Supporting A Terminally Ill Employee
Q. One of our employees, "Allen," let us know he has bone marrow cancer and less than one year to live.
Allen doesn't want to quit work and even if he wanted to can't afford to do so. Allen also occupies a critical position in our company. We've never faced anything like this before. What can you recommend we need to do to handle this well?
A. Ask Allen what he wants and needs from you as managers and from the organization to work as productively as possible for as long as possible.
Give Allen confidentiality. Even if he discloses his condition to co-workers and selected customers, don't fall into the trap of assuming that gives anyone blanket permission to discuss the situation. Except as absolutely necessary, only he gets to choose how much he shares and those with whom he shares his medical information.
If Allen gives permission, determine respectful ways to let his co-workers learn and understand the situation. Some organizations make the mistake of attempting to ignore reality and thus relegate the dying employee to work-life's fringes. Co-workers generally need the opportunity to support Allen, if only to say, "I'll be here for you." As managers you need to reach out to these secondary sufferers who may ache for Allen or have feelings about the extra work they may have to pick up.

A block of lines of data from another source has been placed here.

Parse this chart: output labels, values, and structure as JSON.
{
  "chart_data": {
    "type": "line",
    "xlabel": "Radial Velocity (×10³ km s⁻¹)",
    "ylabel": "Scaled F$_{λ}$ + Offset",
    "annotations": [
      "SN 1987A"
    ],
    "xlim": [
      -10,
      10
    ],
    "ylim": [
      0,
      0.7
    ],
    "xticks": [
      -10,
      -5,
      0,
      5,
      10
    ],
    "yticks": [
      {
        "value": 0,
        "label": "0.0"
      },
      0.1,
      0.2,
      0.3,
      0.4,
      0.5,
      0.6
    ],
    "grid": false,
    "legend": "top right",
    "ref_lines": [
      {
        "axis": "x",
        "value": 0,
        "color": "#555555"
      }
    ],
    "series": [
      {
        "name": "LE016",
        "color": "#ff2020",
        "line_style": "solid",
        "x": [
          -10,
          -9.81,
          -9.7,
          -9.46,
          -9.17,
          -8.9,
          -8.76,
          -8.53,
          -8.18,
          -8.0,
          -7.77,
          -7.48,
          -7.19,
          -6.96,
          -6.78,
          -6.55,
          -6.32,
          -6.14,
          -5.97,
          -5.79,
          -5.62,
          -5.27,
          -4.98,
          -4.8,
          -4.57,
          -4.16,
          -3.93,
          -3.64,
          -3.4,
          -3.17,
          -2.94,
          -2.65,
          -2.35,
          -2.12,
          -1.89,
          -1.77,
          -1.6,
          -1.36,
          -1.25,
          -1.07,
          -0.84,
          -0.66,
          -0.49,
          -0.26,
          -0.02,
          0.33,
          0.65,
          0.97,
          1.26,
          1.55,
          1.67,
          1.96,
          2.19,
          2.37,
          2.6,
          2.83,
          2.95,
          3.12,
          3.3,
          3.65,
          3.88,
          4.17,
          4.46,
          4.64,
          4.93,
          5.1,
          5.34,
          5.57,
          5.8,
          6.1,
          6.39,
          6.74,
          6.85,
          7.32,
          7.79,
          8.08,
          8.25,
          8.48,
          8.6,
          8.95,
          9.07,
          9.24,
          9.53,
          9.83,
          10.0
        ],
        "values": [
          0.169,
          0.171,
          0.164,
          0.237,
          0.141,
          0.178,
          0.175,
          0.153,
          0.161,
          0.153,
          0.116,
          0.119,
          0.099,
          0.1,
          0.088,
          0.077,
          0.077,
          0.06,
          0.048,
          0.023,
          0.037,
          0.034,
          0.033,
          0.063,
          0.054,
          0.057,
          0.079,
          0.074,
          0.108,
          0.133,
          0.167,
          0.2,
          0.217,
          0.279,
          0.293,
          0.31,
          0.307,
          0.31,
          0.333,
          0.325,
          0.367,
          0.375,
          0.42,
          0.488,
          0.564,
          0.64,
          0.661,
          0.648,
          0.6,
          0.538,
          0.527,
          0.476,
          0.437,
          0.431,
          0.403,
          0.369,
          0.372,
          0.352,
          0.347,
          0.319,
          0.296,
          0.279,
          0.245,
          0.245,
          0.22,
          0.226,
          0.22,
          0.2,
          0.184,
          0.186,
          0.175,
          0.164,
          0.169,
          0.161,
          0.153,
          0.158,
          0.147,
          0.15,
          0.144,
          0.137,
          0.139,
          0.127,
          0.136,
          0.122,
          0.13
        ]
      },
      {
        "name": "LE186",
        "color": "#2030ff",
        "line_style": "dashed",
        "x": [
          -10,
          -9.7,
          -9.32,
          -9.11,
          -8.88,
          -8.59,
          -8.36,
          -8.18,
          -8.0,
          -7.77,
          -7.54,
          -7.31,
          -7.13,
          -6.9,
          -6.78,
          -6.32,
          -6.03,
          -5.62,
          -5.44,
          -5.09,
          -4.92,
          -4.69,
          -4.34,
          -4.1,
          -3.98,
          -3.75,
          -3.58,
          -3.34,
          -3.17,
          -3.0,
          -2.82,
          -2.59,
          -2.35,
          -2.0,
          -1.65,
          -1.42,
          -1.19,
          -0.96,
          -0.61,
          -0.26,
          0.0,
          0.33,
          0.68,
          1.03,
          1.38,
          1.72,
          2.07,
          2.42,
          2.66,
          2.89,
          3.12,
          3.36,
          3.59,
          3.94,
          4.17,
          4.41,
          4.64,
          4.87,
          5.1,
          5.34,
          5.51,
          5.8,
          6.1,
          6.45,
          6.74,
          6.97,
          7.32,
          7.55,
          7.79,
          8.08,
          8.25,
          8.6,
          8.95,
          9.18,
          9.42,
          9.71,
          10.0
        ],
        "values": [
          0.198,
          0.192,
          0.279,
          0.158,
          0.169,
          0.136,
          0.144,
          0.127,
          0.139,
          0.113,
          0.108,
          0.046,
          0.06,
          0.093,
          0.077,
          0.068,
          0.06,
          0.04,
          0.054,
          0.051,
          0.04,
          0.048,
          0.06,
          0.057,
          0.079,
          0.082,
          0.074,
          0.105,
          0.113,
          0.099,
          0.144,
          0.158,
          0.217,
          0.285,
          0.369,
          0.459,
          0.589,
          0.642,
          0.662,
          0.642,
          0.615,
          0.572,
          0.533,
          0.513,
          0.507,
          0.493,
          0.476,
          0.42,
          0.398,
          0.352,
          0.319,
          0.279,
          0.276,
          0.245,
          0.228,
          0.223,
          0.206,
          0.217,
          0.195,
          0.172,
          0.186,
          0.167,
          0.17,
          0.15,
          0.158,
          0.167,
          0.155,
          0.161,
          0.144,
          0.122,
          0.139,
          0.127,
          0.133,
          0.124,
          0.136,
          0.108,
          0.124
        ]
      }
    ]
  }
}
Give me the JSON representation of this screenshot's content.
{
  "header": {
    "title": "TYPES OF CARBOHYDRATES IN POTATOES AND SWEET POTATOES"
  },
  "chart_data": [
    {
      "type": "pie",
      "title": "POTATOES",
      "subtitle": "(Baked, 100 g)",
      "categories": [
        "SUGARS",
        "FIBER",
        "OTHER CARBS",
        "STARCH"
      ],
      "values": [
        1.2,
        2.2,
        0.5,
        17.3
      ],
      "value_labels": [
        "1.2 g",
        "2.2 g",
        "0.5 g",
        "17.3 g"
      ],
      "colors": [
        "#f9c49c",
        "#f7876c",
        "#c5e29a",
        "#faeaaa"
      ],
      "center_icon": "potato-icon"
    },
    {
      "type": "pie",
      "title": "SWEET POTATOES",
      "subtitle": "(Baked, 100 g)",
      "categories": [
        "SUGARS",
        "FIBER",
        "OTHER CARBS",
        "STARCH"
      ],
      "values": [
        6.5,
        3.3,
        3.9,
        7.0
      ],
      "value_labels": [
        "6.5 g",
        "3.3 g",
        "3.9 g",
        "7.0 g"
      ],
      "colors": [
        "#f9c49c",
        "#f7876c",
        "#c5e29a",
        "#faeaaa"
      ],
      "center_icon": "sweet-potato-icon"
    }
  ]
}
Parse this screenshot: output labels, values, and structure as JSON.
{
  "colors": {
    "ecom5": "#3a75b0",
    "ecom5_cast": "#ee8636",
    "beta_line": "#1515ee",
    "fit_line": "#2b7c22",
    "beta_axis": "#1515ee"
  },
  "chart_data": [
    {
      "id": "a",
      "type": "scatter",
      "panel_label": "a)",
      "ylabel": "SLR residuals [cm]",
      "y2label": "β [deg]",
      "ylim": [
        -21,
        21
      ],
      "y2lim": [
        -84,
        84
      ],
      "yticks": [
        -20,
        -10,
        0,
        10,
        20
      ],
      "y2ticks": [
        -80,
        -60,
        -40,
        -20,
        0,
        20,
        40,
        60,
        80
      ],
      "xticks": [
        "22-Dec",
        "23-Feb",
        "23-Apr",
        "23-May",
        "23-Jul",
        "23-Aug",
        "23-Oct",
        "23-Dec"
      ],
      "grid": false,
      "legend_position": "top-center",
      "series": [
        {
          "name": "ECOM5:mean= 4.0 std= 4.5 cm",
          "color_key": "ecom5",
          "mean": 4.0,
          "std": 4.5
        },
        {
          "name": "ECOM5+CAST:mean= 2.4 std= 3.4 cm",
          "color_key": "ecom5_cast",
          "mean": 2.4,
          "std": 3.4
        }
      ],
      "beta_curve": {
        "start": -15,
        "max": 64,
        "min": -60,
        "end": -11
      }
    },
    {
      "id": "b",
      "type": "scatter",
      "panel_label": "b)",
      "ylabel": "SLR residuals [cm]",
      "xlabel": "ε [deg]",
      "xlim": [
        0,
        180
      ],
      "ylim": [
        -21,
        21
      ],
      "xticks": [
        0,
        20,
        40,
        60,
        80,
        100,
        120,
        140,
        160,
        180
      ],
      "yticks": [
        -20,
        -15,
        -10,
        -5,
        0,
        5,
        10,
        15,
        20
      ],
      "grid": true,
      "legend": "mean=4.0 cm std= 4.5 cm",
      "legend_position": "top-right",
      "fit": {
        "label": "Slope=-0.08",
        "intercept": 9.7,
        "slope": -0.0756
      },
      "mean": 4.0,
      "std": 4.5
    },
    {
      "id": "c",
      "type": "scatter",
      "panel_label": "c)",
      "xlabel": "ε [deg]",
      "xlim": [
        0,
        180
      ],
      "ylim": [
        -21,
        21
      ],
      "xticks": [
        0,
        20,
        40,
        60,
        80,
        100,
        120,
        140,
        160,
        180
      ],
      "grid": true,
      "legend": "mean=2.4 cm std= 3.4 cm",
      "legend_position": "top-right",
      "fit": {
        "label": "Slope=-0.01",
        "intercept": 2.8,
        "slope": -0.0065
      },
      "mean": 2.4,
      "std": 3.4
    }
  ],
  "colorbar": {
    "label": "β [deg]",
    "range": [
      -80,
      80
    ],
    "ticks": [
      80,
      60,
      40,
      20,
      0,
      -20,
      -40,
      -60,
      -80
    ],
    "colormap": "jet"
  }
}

For practical reasons, immediately review Allen's benefits package with him so he'll know the financial and other support he can count on. You might also create a time bank to which any employee can donate unused leave. This time bank helps Allen avoid the loss of medical benefits if he becomes unable to work the minimum number of hours to maintain his benefits.
As Allen's condition progresses, give him all the work-hours flexibility you can. Sometimes, the best option becomes letting him spend his final month at work developing the protocols for his position. While having Allen train his successor might seem ghoulish, many individuals in his position appreciate the chance to both create a job legacy and to work productively as long as possible.